Pardons and Wiped-Out Restitution

Rep. Ivey raised an issue that received less attention than the Binance discussion but carries significant impact for crime victims: presidential pardons that wipe out court-ordered restitution. Ivey cited several cases:

Devon Archer, Sioux Nation fraud — $43 million in restitution eliminated by pardon. Carlos Watson — $36.7 million wiped away. The Chrisleys — $21 million eliminated.

“Victims have personally lost the money,” Ivey said. “Issue of pardon, they don’t get paid.” He asked Blanche to commit to pursuing civil remedies for fraud victims whose restitution was eliminated by pardon. Blanche declined to commit, though he acknowledged that “a pardon doesn’t cover civil liability.”


The Minneapolis Shootings: Evidence-Sharing Dispute

Ivey also raised a letter signed by 57 members of Congress asking DOJ to share evidence related to police shootings of Alex Pretti and another individual in Minneapolis with state and local prosecutors, who Ivey said have been unable to make charging decisions without access to the federal evidence. Blanche gave a flat “No” to the question of whether he would share evidence immediately—clarifying that his “no” referred to the word “immediately” rather than to evidence-sharing in principle, though the exchange was contentious and ended without resolution.


Child Advocacy and the Comstock Act

Rep. Strong (R-AL) raised the National Children’s Advocacy Center in his district, which he called the original model for child advocacy centers nationwide. Blanche called the center’s work “extraordinarily important” and said DOJ grant programs would continue to support the training pipeline.

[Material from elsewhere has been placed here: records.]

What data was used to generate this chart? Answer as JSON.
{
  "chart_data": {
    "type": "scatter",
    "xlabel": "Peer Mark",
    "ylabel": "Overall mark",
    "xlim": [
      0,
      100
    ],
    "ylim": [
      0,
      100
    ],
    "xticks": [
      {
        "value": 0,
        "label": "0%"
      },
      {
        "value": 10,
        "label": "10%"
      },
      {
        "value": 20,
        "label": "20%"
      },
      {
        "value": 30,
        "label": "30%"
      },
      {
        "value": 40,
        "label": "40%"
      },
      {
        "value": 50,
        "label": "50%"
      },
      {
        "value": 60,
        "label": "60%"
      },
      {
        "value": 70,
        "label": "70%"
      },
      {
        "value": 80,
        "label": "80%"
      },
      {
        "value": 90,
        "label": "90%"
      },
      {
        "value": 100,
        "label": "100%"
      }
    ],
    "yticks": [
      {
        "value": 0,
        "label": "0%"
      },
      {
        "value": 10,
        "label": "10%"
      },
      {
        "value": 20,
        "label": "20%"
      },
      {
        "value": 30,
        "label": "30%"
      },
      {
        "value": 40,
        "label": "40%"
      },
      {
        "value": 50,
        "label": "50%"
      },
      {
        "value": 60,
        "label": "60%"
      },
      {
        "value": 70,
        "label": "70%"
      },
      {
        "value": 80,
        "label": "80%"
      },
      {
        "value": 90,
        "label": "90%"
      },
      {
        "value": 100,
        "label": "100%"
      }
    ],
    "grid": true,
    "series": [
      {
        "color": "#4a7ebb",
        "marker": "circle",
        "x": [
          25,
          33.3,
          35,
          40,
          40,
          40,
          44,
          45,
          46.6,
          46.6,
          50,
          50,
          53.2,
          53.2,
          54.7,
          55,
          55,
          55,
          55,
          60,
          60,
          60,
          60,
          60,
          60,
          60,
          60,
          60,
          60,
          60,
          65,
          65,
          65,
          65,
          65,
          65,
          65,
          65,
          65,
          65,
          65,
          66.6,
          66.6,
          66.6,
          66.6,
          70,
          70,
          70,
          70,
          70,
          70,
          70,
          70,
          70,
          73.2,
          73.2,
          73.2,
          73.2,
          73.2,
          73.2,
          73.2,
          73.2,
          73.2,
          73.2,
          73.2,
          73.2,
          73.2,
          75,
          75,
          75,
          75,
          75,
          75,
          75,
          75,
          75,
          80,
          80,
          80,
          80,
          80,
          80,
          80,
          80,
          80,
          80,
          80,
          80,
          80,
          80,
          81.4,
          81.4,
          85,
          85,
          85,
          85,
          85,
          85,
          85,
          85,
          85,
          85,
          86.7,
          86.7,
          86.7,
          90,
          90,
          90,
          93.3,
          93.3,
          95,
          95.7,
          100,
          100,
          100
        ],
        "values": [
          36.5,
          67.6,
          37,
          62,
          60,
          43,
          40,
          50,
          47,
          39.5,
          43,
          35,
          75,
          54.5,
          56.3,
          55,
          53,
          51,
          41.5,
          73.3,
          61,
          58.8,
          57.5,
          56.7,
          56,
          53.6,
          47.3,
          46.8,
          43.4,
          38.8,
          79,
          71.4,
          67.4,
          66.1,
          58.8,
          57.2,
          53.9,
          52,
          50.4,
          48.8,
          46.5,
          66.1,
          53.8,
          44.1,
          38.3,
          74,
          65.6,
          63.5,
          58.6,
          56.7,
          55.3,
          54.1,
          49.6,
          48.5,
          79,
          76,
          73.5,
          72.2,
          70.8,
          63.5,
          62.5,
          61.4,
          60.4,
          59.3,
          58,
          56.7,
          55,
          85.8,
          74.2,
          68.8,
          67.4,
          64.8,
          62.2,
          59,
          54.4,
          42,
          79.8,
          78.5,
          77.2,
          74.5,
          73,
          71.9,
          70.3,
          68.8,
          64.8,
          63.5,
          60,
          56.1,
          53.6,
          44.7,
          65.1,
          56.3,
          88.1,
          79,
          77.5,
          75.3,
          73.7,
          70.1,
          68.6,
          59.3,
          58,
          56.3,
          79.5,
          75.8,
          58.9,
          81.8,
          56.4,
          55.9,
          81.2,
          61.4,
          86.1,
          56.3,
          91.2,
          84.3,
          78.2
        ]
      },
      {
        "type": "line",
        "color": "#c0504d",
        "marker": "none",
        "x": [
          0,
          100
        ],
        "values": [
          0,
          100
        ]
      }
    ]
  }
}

Rep. Clyde raised the Comstock Act of 1873, which prohibits mailing abortion-inducing materials. He argued the law remains valid and enforceable, noting that Georgia’s heartbeat law is undermined when abortion pills can be mailed in from other states. Blanche acknowledged the issue was complicated and said there was “a lot of effort within the Department” and other federal agencies on how best to protect state laws restricting abortion.


Notable Exchanges and Revealing Moments

Several moments in the hearing stand out for what they revealed about the administration’s posture and the state of congressional oversight.

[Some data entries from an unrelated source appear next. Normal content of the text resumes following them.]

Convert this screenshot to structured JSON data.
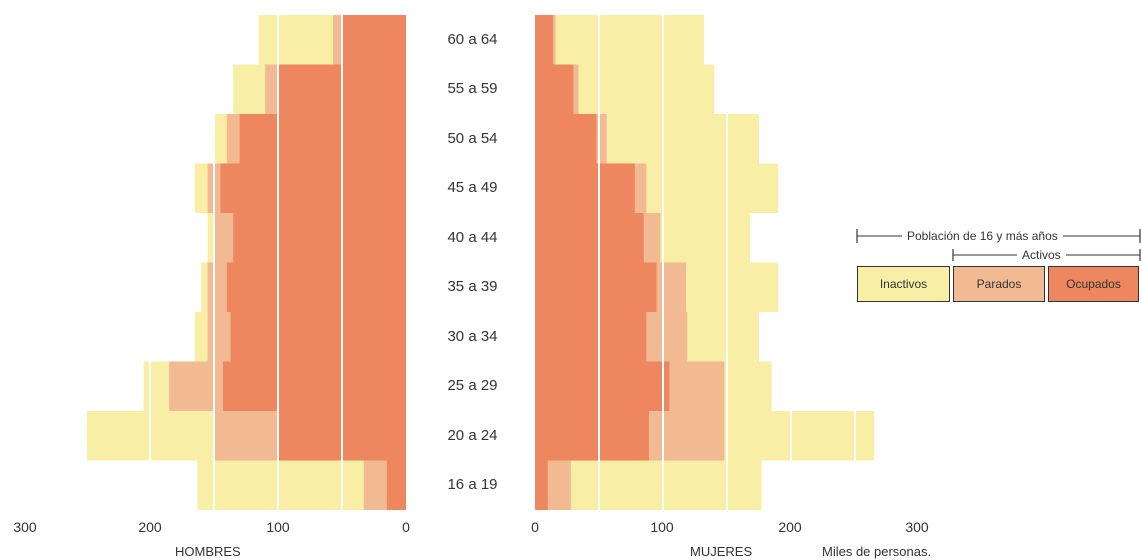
{
  "chart_data": {
    "type": "bar",
    "orientation": "population-pyramid",
    "categories": [
      "60 a 64",
      "55 a 59",
      "50 a 54",
      "45 a 49",
      "40 a 44",
      "35 a 39",
      "30 a 34",
      "25 a 29",
      "20 a 24",
      "16 a 19"
    ],
    "series_order": [
      "Ocupados",
      "Parados",
      "Inactivos"
    ],
    "hombres": {
      "label": "HOMBRES",
      "ocupados": [
        50,
        100,
        130,
        145,
        135,
        140,
        137,
        143,
        100,
        15
      ],
      "parados": [
        57,
        110,
        140,
        155,
        150,
        155,
        155,
        185,
        150,
        33
      ],
      "inactivos": [
        115,
        135,
        150,
        165,
        155,
        160,
        165,
        205,
        250,
        163
      ]
    },
    "mujeres": {
      "label": "MUJERES",
      "ocupados": [
        14,
        30,
        48,
        78,
        85,
        95,
        87,
        105,
        89,
        10
      ],
      "parados": [
        16,
        34,
        56,
        87,
        98,
        118,
        119,
        148,
        148,
        28
      ],
      "inactivos": [
        132,
        140,
        175,
        190,
        168,
        190,
        175,
        185,
        265,
        177
      ]
    },
    "axis": {
      "hombres_ticks": [
        "300",
        "200",
        "100",
        "0"
      ],
      "mujeres_ticks": [
        "0",
        "100",
        "200",
        "300"
      ],
      "max": 300,
      "unit_label": "Miles de personas."
    },
    "gridlines": [
      50,
      100,
      150,
      200,
      250
    ],
    "legend": {
      "population_label": "Población de 16 y más años",
      "activos_label": "Activos",
      "items": [
        {
          "label": "Inactivos",
          "color": "#f8eea5"
        },
        {
          "label": "Parados",
          "color": "#f2ba92"
        },
        {
          "label": "Ocupados",
          "color": "#ee875f"
        }
      ]
    }
  },
  "colors": {
    "inactivos": "#f8eea5",
    "parados": "#f2ba92",
    "ocupados": "#ee875f",
    "grid": "#ffffff"
  }
}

On writing versus spoken commitments: After Blanche verbally confirmed the Anti-Weaponization Fund was dead, Meng asked multiple times for a written rescission of the May 18th memo. Blanche’s repeated refusal—”I’m not committing to doing anything in writing”—drew a pointed response from Meng: “I’m just concerned because you’re not under oath, and I want to trust you, and I want to believe you. We all do. But putting it in writing would settle that issue.” Blanche’s eventual response: he would “take it under advisement.”

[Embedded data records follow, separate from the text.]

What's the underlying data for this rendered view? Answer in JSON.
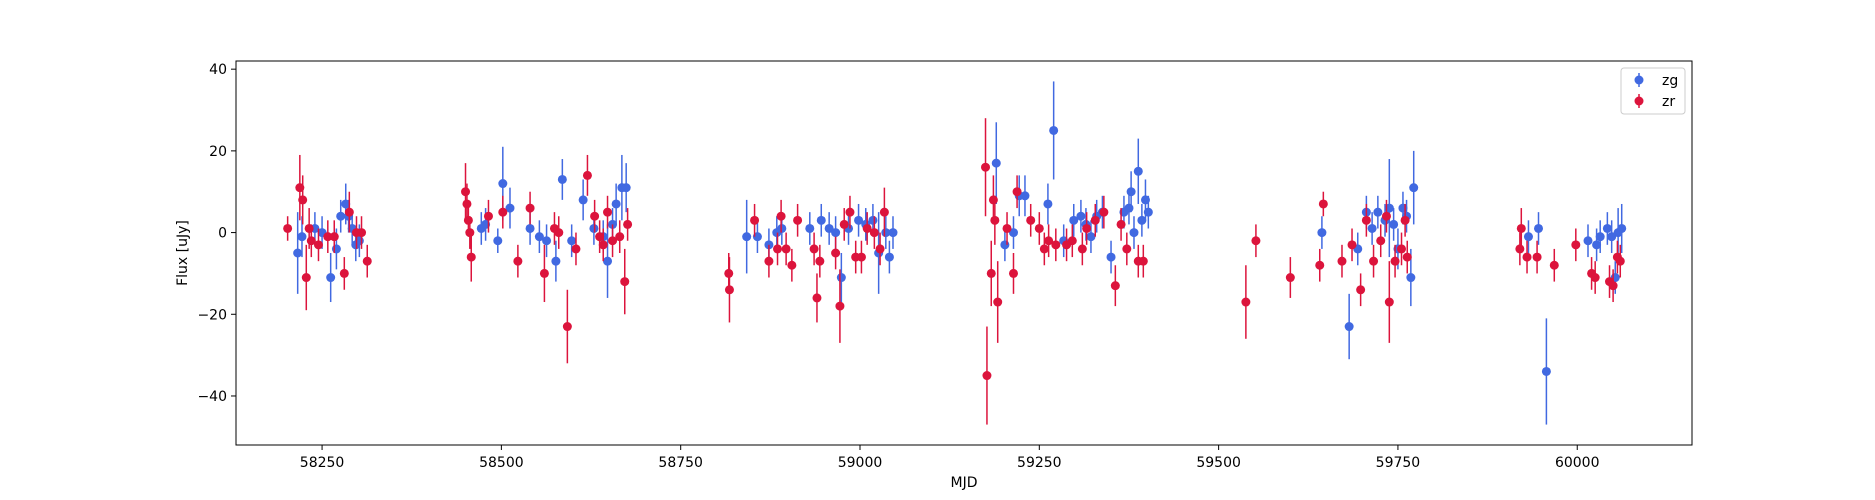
{
  "chart_data": {
    "type": "scatter",
    "title": "",
    "xlabel": "MJD",
    "ylabel": "Flux [uJy]",
    "xlim": [
      58130,
      60160
    ],
    "ylim": [
      -52,
      42
    ],
    "xticks": [
      58250,
      58500,
      58750,
      59000,
      59250,
      59500,
      59750,
      60000
    ],
    "yticks": [
      -40,
      -20,
      0,
      20,
      40
    ],
    "grid": false,
    "legend": "top-right",
    "series": [
      {
        "name": "zg",
        "color": "#4169e1",
        "points": [
          [
            58216,
            -5,
            10
          ],
          [
            58222,
            -1,
            5
          ],
          [
            58240,
            1,
            4
          ],
          [
            58250,
            0,
            4
          ],
          [
            58262,
            -11,
            6
          ],
          [
            58270,
            -4,
            5
          ],
          [
            58276,
            4,
            4
          ],
          [
            58283,
            7,
            5
          ],
          [
            58287,
            4,
            4
          ],
          [
            58292,
            1,
            4
          ],
          [
            58297,
            -3,
            4
          ],
          [
            58302,
            -2,
            4
          ],
          [
            58472,
            1,
            4
          ],
          [
            58478,
            2,
            4
          ],
          [
            58495,
            -2,
            3
          ],
          [
            58502,
            12,
            9
          ],
          [
            58512,
            6,
            5
          ],
          [
            58540,
            1,
            4
          ],
          [
            58553,
            -1,
            4
          ],
          [
            58563,
            -2,
            4
          ],
          [
            58576,
            -7,
            5
          ],
          [
            58585,
            13,
            5
          ],
          [
            58598,
            -2,
            4
          ],
          [
            58614,
            8,
            5
          ],
          [
            58629,
            1,
            4
          ],
          [
            58642,
            -1,
            4
          ],
          [
            58648,
            -7,
            9
          ],
          [
            58655,
            2,
            4
          ],
          [
            58660,
            7,
            5
          ],
          [
            58668,
            11,
            8
          ],
          [
            58674,
            11,
            6
          ],
          [
            58842,
            -1,
            9
          ],
          [
            58857,
            -1,
            4
          ],
          [
            58873,
            -3,
            4
          ],
          [
            58884,
            0,
            4
          ],
          [
            58891,
            1,
            4
          ],
          [
            58930,
            1,
            4
          ],
          [
            58946,
            3,
            4
          ],
          [
            58957,
            1,
            4
          ],
          [
            58966,
            0,
            4
          ],
          [
            58974,
            -11,
            6
          ],
          [
            58984,
            1,
            4
          ],
          [
            58998,
            3,
            4
          ],
          [
            59008,
            2,
            4
          ],
          [
            59018,
            3,
            4
          ],
          [
            59026,
            -5,
            10
          ],
          [
            59036,
            0,
            4
          ],
          [
            59041,
            -6,
            4
          ],
          [
            59046,
            0,
            4
          ],
          [
            59190,
            17,
            10
          ],
          [
            59202,
            -3,
            4
          ],
          [
            59214,
            0,
            4
          ],
          [
            59222,
            9,
            5
          ],
          [
            59230,
            9,
            5
          ],
          [
            59262,
            7,
            5
          ],
          [
            59270,
            25,
            12
          ],
          [
            59284,
            -2,
            4
          ],
          [
            59298,
            3,
            4
          ],
          [
            59308,
            4,
            4
          ],
          [
            59315,
            2,
            4
          ],
          [
            59322,
            -1,
            4
          ],
          [
            59330,
            4,
            4
          ],
          [
            59338,
            5,
            4
          ],
          [
            59350,
            -6,
            4
          ],
          [
            59368,
            5,
            4
          ],
          [
            59375,
            6,
            4
          ],
          [
            59378,
            10,
            5
          ],
          [
            59382,
            0,
            4
          ],
          [
            59388,
            15,
            8
          ],
          [
            59393,
            3,
            4
          ],
          [
            59398,
            8,
            5
          ],
          [
            59402,
            5,
            4
          ],
          [
            59644,
            0,
            4
          ],
          [
            59682,
            -23,
            8
          ],
          [
            59694,
            -4,
            4
          ],
          [
            59706,
            5,
            4
          ],
          [
            59714,
            1,
            4
          ],
          [
            59722,
            5,
            4
          ],
          [
            59732,
            3,
            4
          ],
          [
            59738,
            6,
            12
          ],
          [
            59744,
            2,
            4
          ],
          [
            59750,
            -4,
            5
          ],
          [
            59757,
            6,
            4
          ],
          [
            59762,
            4,
            4
          ],
          [
            59768,
            -11,
            7
          ],
          [
            59772,
            11,
            9
          ],
          [
            59932,
            -1,
            4
          ],
          [
            59946,
            1,
            4
          ],
          [
            59957,
            -34,
            13
          ],
          [
            60015,
            -2,
            4
          ],
          [
            60027,
            -3,
            4
          ],
          [
            60032,
            -1,
            4
          ],
          [
            60042,
            1,
            4
          ],
          [
            60048,
            -1,
            4
          ],
          [
            60053,
            -11,
            4
          ],
          [
            60057,
            0,
            6
          ],
          [
            60062,
            1,
            6
          ]
        ]
      },
      {
        "name": "zr",
        "color": "#dc143c",
        "points": [
          [
            58202,
            1,
            3
          ],
          [
            58219,
            11,
            8
          ],
          [
            58223,
            8,
            6
          ],
          [
            58228,
            -11,
            8
          ],
          [
            58232,
            1,
            5
          ],
          [
            58235,
            -2,
            4
          ],
          [
            58245,
            -3,
            4
          ],
          [
            58258,
            -1,
            4
          ],
          [
            58267,
            -1,
            4
          ],
          [
            58281,
            -10,
            4
          ],
          [
            58288,
            5,
            5
          ],
          [
            58298,
            0,
            4
          ],
          [
            58305,
            0,
            4
          ],
          [
            58313,
            -7,
            4
          ],
          [
            58450,
            10,
            7
          ],
          [
            58452,
            7,
            5
          ],
          [
            58454,
            3,
            4
          ],
          [
            58456,
            0,
            4
          ],
          [
            58458,
            -6,
            6
          ],
          [
            58482,
            4,
            4
          ],
          [
            58502,
            5,
            4
          ],
          [
            58523,
            -7,
            4
          ],
          [
            58540,
            6,
            4
          ],
          [
            58560,
            -10,
            7
          ],
          [
            58574,
            1,
            4
          ],
          [
            58580,
            0,
            4
          ],
          [
            58592,
            -23,
            9
          ],
          [
            58604,
            -4,
            4
          ],
          [
            58620,
            14,
            5
          ],
          [
            58630,
            4,
            4
          ],
          [
            58637,
            -1,
            4
          ],
          [
            58642,
            -3,
            4
          ],
          [
            58648,
            5,
            4
          ],
          [
            58655,
            -2,
            4
          ],
          [
            58665,
            -1,
            4
          ],
          [
            58672,
            -12,
            8
          ],
          [
            58676,
            2,
            4
          ],
          [
            58817,
            -10,
            5
          ],
          [
            58818,
            -14,
            8
          ],
          [
            58853,
            3,
            4
          ],
          [
            58873,
            -7,
            4
          ],
          [
            58885,
            -4,
            4
          ],
          [
            58890,
            4,
            4
          ],
          [
            58897,
            -4,
            4
          ],
          [
            58905,
            -8,
            4
          ],
          [
            58913,
            3,
            4
          ],
          [
            58936,
            -4,
            4
          ],
          [
            58940,
            -16,
            6
          ],
          [
            58944,
            -7,
            4
          ],
          [
            58966,
            -5,
            4
          ],
          [
            58972,
            -18,
            9
          ],
          [
            58978,
            2,
            4
          ],
          [
            58986,
            5,
            4
          ],
          [
            58994,
            -6,
            4
          ],
          [
            59002,
            -6,
            4
          ],
          [
            59010,
            1,
            4
          ],
          [
            59020,
            0,
            4
          ],
          [
            59028,
            -4,
            4
          ],
          [
            59034,
            5,
            6
          ],
          [
            59175,
            16,
            12
          ],
          [
            59177,
            -35,
            12
          ],
          [
            59183,
            -10,
            8
          ],
          [
            59186,
            8,
            6
          ],
          [
            59188,
            3,
            6
          ],
          [
            59192,
            -17,
            10
          ],
          [
            59205,
            1,
            4
          ],
          [
            59214,
            -10,
            5
          ],
          [
            59219,
            10,
            4
          ],
          [
            59238,
            3,
            4
          ],
          [
            59250,
            1,
            4
          ],
          [
            59257,
            -4,
            4
          ],
          [
            59263,
            -2,
            4
          ],
          [
            59273,
            -3,
            4
          ],
          [
            59288,
            -3,
            4
          ],
          [
            59296,
            -2,
            4
          ],
          [
            59310,
            -4,
            4
          ],
          [
            59316,
            1,
            4
          ],
          [
            59328,
            3,
            4
          ],
          [
            59340,
            5,
            4
          ],
          [
            59356,
            -13,
            5
          ],
          [
            59364,
            2,
            4
          ],
          [
            59372,
            -4,
            4
          ],
          [
            59388,
            -7,
            4
          ],
          [
            59395,
            -7,
            4
          ],
          [
            59538,
            -17,
            9
          ],
          [
            59552,
            -2,
            4
          ],
          [
            59600,
            -11,
            5
          ],
          [
            59641,
            -8,
            4
          ],
          [
            59646,
            7,
            3
          ],
          [
            59672,
            -7,
            4
          ],
          [
            59686,
            -3,
            4
          ],
          [
            59698,
            -14,
            4
          ],
          [
            59706,
            3,
            4
          ],
          [
            59716,
            -7,
            4
          ],
          [
            59726,
            -2,
            4
          ],
          [
            59734,
            4,
            4
          ],
          [
            59738,
            -17,
            10
          ],
          [
            59746,
            -7,
            4
          ],
          [
            59755,
            -4,
            4
          ],
          [
            59760,
            3,
            4
          ],
          [
            59763,
            -6,
            4
          ],
          [
            59920,
            -4,
            4
          ],
          [
            59922,
            1,
            5
          ],
          [
            59930,
            -6,
            4
          ],
          [
            59944,
            -6,
            4
          ],
          [
            59968,
            -8,
            4
          ],
          [
            59998,
            -3,
            4
          ],
          [
            60020,
            -10,
            4
          ],
          [
            60025,
            -11,
            4
          ],
          [
            60045,
            -12,
            4
          ],
          [
            60050,
            -13,
            4
          ],
          [
            60056,
            -6,
            4
          ],
          [
            60060,
            -7,
            4
          ]
        ]
      }
    ]
  }
}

On the constitutional limits of the pardon power: Blanche’s exchange with Morelle revealed what appears to be a distinction in the administration’s legal theory—presidential pardon power is, in Blanche’s view, constitutionally unlimited in its scope but not in its means of acquisition. Someone who pays for a pardon could face bribery charges; but a president who accepts such payment could, in Blanche’s analysis, only be removed through impeachment.

Dean vs. Rogers on the clock: Perhaps the hearing’s most dramatic procedural moment came when Rogers declared Dean’s time expired while other members disputed the clock, leaving Dean mid-sentence during her Epstein questioning. The interruption drew immediate pushback from Democratic members and a chaotic few minutes of crosstalk.

Blanche on his prior role: Multiple Democrats—DeLauro and Dean most prominently—raised the fact that Blanche served as Trump’s personal criminal defense attorney and was paid approximately $10 million by the Save America PAC before joining DOJ. Blanche’s response to the conflict of interest question was essentially: “The fact that I used to have a job but I have a current job” is not a conflict. He also disputed being referred to as “the President’s lawyer,” insisting “I am not the President’s lawyer.”


Citation

“House Appropriations Committee, Commerce Subcommittee Hearing Oversight of the Department of Justice.” Political Transcript Wire, VIQ Solutions Inc., 2 June 2026. ProQuest U.S. Newsstream Collection, www.proquest.com/usnews/wire-feeds/house-appropriations-committeecommerce/docview/3348000413/sem-2. Accessed 3 June 2026.